Tale of Ekati is owned by his breeder, Canadian geologist Charles E. Fipke and trained by Barclay Tagg who, in 2003, went two thirds of the way towards the Triple Crown with Funny Cide.

==Racing career==
At two, Tale of Ekati won the 2007 Belmont Futurity Stakes. At three he won the Jerome Handicap and Wood Memorial. He finished 4th in the 2008 Kentucky Derby and sixth in the Belmont Stakes. Later he won the 2008 Cigar Mile Handicap.

In the Cigar, he raced for the first time against older horses. Making his bid in the stretch against Harlem Rocker, he came on strong but was edged out by a nose. But due to a ruling of "interference in the stretch" (when Tale of Ekati made his bid along the rail, Harlem Rocker had drifted in, forcing Edgar Prado to pull Tale of Ekati out to four wide and make up ground) was placed first.

He is named for the Ekati Diamond Mine, discovered by a group which included Fipke.

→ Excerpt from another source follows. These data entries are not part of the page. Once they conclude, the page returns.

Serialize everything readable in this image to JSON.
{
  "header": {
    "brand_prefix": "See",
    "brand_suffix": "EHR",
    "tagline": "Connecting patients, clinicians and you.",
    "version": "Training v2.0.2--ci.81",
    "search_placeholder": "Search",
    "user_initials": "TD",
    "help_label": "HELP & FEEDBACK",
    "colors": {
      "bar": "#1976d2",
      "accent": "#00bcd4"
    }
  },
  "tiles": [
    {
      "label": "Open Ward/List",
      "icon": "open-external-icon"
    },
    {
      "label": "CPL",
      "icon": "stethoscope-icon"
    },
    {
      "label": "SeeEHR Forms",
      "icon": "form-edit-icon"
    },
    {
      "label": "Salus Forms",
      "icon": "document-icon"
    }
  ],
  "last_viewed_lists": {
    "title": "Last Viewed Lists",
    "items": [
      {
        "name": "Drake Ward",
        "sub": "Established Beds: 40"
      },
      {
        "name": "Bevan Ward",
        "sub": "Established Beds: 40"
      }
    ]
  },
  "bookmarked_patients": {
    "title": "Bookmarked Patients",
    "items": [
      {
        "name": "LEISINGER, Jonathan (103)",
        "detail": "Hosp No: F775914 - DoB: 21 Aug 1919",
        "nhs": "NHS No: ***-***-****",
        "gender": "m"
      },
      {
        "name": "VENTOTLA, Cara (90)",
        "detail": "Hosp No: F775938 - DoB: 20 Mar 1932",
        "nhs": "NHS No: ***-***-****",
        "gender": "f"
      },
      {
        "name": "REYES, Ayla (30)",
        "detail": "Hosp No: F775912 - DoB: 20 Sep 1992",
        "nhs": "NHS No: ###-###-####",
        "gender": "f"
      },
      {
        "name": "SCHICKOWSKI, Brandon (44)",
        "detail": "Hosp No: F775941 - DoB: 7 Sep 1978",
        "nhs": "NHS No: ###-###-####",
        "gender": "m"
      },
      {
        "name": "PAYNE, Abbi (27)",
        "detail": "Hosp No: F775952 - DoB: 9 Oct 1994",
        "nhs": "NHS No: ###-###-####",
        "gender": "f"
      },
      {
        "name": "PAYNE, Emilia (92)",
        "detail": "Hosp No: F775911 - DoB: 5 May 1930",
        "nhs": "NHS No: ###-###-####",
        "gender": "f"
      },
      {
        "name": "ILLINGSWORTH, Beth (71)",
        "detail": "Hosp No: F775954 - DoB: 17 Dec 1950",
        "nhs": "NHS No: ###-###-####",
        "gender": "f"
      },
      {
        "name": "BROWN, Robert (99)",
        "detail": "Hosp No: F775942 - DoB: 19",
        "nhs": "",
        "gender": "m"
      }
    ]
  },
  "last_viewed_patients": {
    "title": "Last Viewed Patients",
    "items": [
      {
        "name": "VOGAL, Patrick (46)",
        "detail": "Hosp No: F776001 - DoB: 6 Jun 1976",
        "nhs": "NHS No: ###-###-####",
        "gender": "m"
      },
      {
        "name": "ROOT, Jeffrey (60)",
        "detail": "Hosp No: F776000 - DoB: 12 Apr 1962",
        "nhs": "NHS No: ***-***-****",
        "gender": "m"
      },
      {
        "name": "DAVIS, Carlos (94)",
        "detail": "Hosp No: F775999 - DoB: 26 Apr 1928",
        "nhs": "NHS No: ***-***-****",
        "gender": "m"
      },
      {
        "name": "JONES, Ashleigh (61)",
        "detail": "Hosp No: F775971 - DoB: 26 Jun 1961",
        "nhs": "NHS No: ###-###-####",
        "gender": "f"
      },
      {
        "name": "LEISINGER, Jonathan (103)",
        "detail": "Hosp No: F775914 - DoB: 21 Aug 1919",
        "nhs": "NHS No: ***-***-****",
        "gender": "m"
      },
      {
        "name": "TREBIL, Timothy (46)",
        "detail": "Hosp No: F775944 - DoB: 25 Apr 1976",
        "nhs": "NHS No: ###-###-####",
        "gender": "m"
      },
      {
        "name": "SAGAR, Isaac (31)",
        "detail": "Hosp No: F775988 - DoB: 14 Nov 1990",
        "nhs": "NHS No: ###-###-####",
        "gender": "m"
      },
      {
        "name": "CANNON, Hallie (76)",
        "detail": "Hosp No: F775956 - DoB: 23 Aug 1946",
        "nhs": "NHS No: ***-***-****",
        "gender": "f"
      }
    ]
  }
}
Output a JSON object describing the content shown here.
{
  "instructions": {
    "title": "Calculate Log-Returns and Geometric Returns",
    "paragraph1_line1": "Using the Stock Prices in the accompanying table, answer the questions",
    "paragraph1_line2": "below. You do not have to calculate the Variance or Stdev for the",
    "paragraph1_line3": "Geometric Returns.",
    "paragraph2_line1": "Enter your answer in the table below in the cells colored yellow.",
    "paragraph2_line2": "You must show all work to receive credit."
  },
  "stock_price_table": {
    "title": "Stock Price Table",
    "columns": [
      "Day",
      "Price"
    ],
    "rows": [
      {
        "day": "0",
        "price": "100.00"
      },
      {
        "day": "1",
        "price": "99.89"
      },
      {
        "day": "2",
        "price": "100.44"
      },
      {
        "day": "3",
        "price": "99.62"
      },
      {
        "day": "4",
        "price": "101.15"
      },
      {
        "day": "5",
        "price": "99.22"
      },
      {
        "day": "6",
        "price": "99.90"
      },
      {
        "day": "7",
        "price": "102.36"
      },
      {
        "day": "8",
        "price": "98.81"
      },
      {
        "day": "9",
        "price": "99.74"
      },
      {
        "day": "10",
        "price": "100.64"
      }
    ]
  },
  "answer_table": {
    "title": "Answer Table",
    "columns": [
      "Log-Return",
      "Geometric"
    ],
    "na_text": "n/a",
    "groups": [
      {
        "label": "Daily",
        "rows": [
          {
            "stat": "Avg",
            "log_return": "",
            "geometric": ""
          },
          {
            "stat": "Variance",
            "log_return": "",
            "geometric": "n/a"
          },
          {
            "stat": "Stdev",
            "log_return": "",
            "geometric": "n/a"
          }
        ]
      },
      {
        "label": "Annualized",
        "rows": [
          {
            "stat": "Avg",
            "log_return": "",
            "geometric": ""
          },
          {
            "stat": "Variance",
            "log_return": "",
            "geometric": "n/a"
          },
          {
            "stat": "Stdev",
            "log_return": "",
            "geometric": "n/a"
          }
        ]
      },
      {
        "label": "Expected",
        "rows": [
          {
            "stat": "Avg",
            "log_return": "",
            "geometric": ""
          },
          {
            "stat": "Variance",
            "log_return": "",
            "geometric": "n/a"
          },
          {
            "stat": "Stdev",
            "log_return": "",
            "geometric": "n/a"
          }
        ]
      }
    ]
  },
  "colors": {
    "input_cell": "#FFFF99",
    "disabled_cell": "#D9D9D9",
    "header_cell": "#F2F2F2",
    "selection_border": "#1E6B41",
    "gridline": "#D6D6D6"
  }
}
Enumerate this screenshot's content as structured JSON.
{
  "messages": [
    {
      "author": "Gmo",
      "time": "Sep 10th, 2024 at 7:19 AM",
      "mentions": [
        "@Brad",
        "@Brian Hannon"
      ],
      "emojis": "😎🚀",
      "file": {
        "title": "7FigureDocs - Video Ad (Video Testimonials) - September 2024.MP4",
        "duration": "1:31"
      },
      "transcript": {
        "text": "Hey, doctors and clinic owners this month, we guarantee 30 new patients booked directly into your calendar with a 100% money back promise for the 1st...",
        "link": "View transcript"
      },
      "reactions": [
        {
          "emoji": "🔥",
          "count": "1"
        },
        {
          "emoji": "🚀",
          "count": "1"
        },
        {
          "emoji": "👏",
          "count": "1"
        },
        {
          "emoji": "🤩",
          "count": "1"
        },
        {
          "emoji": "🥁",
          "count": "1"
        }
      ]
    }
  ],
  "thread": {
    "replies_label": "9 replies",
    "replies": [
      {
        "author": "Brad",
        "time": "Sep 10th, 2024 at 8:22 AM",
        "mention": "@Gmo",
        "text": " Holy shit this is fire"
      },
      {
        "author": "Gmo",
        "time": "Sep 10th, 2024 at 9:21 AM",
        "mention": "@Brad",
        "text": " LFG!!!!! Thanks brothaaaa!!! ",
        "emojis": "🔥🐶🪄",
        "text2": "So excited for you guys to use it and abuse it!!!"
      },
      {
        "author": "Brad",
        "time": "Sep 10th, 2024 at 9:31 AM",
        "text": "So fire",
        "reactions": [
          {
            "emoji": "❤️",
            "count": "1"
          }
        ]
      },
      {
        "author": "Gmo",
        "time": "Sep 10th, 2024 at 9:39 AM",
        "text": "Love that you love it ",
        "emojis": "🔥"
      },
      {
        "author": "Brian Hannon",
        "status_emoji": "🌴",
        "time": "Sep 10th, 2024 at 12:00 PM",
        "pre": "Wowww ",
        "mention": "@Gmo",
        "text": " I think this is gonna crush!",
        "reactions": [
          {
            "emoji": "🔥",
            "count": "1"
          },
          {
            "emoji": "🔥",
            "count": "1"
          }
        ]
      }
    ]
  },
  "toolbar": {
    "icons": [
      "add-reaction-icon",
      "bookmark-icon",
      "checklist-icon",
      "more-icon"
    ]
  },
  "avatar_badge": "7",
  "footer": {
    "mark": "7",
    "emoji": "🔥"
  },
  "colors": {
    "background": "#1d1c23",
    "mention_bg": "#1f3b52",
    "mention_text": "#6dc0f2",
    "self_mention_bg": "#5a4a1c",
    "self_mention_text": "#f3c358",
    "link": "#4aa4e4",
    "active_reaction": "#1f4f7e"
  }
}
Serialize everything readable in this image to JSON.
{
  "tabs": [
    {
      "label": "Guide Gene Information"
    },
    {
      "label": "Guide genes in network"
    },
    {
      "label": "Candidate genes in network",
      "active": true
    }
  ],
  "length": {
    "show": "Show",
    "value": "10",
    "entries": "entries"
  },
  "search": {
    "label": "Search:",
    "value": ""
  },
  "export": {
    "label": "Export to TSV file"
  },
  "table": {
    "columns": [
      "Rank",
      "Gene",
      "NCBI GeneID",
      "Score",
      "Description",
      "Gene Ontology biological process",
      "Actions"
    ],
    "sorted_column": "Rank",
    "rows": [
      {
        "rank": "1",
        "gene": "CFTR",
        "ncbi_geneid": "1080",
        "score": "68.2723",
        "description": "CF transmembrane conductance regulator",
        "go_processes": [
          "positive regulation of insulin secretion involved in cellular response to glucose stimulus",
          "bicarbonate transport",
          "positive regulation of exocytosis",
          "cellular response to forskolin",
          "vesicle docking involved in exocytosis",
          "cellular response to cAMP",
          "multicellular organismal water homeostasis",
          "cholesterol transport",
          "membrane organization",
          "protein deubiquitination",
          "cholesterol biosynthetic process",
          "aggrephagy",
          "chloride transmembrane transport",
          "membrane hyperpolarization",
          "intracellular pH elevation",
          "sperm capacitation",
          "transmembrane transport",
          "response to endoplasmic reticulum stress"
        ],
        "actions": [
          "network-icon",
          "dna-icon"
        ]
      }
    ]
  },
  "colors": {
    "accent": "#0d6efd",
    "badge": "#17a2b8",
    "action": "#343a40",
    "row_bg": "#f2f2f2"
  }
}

After three straight poor performances, in May 2009 Tale of Ekati was retired from racing. He was sent to Darby Dan Farm to stand stallion duties. His top progeny include 2015 Preakness runner-up Tale of Verve, 2017 Louisiana Derby winner Girvin, Comely Stakes winner Verve's Tale (Tale of Verve's full sister), graded stakes placed Tale of S'avall, and 2015 Davona Dale Stakes winner Ekati's Phaeton. His 2017 stud fee is $7,500.